2018-04-03msgmap: replace id_batch with ids_after
id_batch had a an overly complicated interface, replace it with id_batch which is simpler and takes advantage of selectcol_arrayref in DBI. This allows simplification of callers and the diffstat agrees with me.
2018-04-03mbox: remove remaining OFFSET usage in SQLite
We can use id_batch in the common case to speed up full mbox retrievals. Gigantic msets are still a problem, but will be fixed in future commits.
2018-04-03nntp: make XOVER, XHDR, OVER, HDR and NEWNEWS faster
While SQLite is faster than Xapian for some queries we use, it sucks at handling OFFSET. Fortunately, we do not need offsets when retrieving sorted results and can bake it into the query. For inbox.comp.version-control.git (v1 Xapian), XOVER and XHDR are over 20x faster.
2018-04-03rename+rewrite test using Benchmark module
There'll be more performance-related tests in the future.
2018-04-03t/thread-all.t: modernize test to support modern inboxes
We'll be adding more tests in the same vein as this to improve NNTP performance.
2018-04-03mbox: do not barf on queries which return no results
Having zero search results means we never get a chance to populate the Content-Disposition header for mbox downloads.

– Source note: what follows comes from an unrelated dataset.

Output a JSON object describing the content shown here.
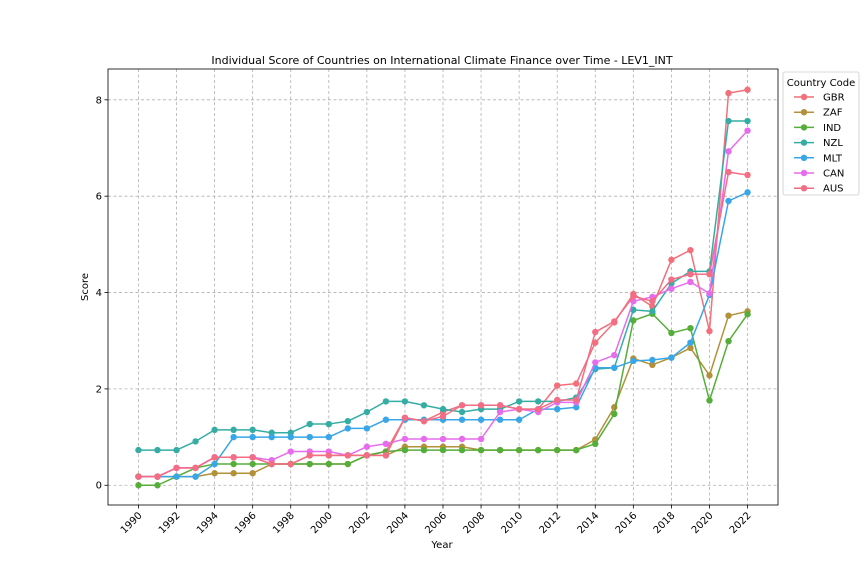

2018-04-03nntp: fix NEWNEWS command
I guess nobody uses this command (slrnpull does not), and the breakage was not noticed until I started writing new tests for multi-MID handling. Fixes: 3fc411c772a21d8f ("search: drop pointless range processors for Unix timestamp")
2018-04-02www: rework query responses to avoid COUNT in SQLite
In many cases, we do not care about the total number of messages. It's a rather expensive operation in SQLite (Xapian only provides an estimate). For LKML, this brings top-level /$INBOX/ loading time from ~375ms to around 60ms on my system. Days ago, this operation was taking 800-900ms(!) for me before introducing the SQLite overview DB.
2018-04-02t/over: test empty Subject: line matching
We need to ensure we don't match NULL 'sid' columns in the `over' table.
2018-04-02replace Xapian skeleton with SQLite overview DB
This ought to provide better performance and scalability which is less dependent on inbox size. Xapian does not seem optimized for some queries used by the WWW homepage, Atom feeds, XOVER and NEWNEWS NNTP commands. This can actually make Xapian optional for NNTP usage, and allow more functionality to work without Xapian installed. Indexing performance was extremely bad at first, but DBI::Profile helped me optimize away problematic queries.